Plot needs these libraries:

• matplotlib
• networkx
• PyQt5

Importing knockpy as a module (dependence) in your python script is quite simple. Naturally, the package must be installed on your system.

from knockpy import knockpy

The command-line parameters can be managed with the following dictionary.

params = {
    "no_local": False,  # [bool] local wordlist ignore
    "no_remote": False, # [bool] remote wordlist ignore
    "no_scan": False,   # [bool] scanning ignore, show wordlist
    "no_http": False,   # [bool] http requests ignore
    "no_http_code": [], # [list] http code list to ignore
    "no_ip": [],        # [list] ip address to ignore
    "dns": "",          # [str] use custom DNS ex. 8.8.8.8
    "timeout": 3,       # [int] timeout in seconds
    "threads": 30,      # [int] threads num
    "useragent": "",    # [str] use a custom user agent
    "wordlist": ""      # [str] path to custom wordlist
}

You can choose pass only the keys you want to change and keep the others with the default values. Eg:

params = {
    "no_local": True,
    "no_scan": True
}

Then you can call the function knockpy.Scanning.start() passing as values the domain and the dictionary assigned to the variable params to get the results in json format.

results = knockpy.Scanning.start("domain.com", params)

The plugins are situated in remote folder. If you want to write your own plugin it's important to pay attention to some precautions:

• if apikey is required, use api_ before the plugin name:

    api_service.py

• the function name must be get and take as parameter domain:

    def get(domain):
        foo

• the function must return a possibly unique list of subdomains:

    ['sub1.domain.com', 'sub2.domain.com', ...]

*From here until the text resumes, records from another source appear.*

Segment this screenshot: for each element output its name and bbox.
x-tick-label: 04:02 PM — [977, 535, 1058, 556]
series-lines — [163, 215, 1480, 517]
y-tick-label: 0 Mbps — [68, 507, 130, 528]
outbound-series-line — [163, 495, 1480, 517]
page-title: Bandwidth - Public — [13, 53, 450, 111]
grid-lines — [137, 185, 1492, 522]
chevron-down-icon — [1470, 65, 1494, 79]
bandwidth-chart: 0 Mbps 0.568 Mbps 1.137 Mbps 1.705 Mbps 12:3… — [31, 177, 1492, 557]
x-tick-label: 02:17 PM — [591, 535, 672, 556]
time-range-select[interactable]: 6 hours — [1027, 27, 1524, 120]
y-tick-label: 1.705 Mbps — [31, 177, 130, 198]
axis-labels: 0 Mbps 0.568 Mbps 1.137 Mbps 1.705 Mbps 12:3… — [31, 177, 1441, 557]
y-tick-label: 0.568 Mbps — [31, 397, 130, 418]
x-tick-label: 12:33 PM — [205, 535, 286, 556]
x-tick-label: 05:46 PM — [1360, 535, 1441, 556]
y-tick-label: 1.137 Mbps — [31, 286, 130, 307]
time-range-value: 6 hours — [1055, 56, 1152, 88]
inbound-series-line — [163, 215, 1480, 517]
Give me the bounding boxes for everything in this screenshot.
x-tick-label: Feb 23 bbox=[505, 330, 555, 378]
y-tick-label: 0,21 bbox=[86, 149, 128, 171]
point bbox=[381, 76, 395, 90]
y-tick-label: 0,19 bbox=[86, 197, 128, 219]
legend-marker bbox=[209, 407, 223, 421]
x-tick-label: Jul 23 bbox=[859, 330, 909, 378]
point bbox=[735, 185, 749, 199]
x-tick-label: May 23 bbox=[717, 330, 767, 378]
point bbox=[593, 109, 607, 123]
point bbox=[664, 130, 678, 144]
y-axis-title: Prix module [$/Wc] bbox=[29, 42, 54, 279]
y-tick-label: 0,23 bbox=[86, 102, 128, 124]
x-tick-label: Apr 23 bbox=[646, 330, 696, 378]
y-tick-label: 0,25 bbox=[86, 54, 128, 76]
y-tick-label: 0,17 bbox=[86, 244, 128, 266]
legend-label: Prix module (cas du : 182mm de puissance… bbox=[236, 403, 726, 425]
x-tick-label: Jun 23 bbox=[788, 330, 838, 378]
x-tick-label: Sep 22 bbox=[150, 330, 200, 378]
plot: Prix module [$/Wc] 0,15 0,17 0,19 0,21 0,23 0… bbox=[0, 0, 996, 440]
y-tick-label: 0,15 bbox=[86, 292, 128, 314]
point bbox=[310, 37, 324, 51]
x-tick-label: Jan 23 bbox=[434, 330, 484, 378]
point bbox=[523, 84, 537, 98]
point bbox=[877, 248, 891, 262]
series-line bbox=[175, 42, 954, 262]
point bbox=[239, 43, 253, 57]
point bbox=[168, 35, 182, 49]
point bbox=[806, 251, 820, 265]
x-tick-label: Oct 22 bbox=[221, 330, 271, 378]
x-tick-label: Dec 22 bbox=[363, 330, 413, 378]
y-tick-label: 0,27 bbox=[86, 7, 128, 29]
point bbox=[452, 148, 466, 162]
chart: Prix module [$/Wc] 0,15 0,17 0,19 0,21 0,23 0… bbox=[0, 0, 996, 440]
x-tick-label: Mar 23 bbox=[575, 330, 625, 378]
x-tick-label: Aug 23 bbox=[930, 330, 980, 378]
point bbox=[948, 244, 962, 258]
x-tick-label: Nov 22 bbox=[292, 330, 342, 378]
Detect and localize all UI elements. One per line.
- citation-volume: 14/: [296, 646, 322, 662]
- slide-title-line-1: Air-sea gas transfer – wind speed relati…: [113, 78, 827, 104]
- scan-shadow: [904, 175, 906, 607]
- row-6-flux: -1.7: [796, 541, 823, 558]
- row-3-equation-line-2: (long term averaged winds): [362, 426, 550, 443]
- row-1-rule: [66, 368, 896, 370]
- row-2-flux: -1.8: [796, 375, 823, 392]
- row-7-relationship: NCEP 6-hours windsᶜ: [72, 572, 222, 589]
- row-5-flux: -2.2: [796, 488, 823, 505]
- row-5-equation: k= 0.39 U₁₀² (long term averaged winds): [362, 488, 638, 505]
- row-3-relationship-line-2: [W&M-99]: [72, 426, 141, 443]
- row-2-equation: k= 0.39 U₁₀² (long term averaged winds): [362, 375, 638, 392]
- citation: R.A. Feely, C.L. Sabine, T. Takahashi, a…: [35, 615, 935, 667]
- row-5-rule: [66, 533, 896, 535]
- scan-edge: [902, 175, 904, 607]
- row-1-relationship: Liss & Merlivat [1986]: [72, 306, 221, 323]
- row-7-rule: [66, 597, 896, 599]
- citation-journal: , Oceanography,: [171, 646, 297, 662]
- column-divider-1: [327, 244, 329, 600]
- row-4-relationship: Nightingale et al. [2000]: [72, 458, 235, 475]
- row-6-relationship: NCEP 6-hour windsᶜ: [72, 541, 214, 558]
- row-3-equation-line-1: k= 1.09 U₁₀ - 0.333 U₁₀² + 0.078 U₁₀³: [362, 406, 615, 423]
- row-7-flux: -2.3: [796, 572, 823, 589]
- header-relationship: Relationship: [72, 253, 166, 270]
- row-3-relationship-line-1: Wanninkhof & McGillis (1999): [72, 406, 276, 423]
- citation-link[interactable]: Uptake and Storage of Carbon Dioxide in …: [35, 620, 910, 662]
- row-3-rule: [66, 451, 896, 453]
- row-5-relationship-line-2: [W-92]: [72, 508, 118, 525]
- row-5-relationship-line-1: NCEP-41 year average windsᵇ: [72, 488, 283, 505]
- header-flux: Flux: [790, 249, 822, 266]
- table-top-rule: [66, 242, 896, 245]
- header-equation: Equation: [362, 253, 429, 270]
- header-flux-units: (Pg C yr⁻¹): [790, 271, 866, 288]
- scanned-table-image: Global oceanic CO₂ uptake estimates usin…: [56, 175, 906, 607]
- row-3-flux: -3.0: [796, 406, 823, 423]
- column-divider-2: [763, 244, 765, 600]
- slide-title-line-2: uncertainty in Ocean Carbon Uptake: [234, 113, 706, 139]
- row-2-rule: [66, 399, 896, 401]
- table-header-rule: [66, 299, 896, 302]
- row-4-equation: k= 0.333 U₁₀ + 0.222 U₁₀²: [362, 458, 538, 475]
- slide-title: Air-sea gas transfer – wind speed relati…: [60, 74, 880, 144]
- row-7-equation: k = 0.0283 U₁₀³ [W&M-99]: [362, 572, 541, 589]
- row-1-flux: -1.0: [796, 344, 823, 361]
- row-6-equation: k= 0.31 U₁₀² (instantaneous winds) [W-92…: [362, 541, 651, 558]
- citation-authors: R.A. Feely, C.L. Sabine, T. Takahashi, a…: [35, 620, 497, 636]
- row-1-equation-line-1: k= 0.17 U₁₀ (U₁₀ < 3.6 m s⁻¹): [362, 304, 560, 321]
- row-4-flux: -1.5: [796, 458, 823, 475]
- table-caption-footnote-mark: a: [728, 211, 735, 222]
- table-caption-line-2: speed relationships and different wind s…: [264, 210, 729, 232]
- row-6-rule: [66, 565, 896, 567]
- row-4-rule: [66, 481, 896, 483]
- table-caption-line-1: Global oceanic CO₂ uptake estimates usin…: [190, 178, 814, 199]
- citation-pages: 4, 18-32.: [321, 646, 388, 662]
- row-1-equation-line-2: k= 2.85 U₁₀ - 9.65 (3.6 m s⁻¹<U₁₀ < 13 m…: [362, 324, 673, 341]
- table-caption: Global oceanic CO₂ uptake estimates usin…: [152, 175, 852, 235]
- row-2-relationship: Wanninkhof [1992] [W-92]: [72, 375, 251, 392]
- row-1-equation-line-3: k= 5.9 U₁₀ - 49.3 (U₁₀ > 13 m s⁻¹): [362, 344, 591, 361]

• to parse/scrape the results it is recommended to use the standard modules such as:

    requests, json, bs4, re

Here is an example of how a plugin should be structured. You can find other examples in the remote folder.

import requests
import json

def get(domain):
    # servicename -> JSON: key -> subdomain
    url = "https://servicename.com/search/?q={domain}".format(domain=domain)
    resp = requests.get(url, timeout=5).text
    
    resp = json.loads(resp)
    
    result = []
    for item in resp['data']:
        subdomain = item['subdomain']
        if subdomain not in result:
            result.append(subdomain)

    return result

$ knockpy domain.com --plugin-test

In this example, the output shows errors 'error': True in three plugins because they need the API key.

{
    'api_shodan.py': {
        'time': '00:00:03',
        'match': 0,
        'error': True
    },
    'certspotter.py': {
        'time': '00:00:00',
        'match': 9,
        'error': False
    },
    'rapiddns.py': {
        'time': '00:00:00',
        'match': 44,
        'error': False
    },
    'hackertarget.py': {
        'time': '00:00:00',
        'match': 9,
        'error': False
    },
    'crtsh.py': {
        'time': '00:00:19',
        'match': 10,
        'error': False
    },
    'api_censys.py': {
        'time': '00:00:03',
        'match': 0,
        'error': True
    },
    'webarchive.py': {
        'time': '00:00:04',
        'match': 4,
        'error': False
    },
    'api_virustotal.py': {
        'time': '00:00:03',
        'match': 0,
        'error': True
    },
    'alienvault.py': {
        'time': '00:00:01',
        'match': 11,
        'error': False
    },
    '_results': {
        'time': '00:00:37',
        'plugins': {
            'count': 9,
            'list': ['api_shodan.py', 'certspotter.py', 'rapiddns.py', 'hackertarget.py', ...],
            'error': ['api_shodan.py', 'api_censys.py', 'api_virustotal.py']
        },
        'subdomains': {
            'count': 52,
            'list': ['admin', 'cloud', 'www', 'mail', 'calendar', 'contact', 'ftp', .....]
        }
    }
}

Knockpy is currently under development by @guelfoweb and it's released under the GPL 3 license.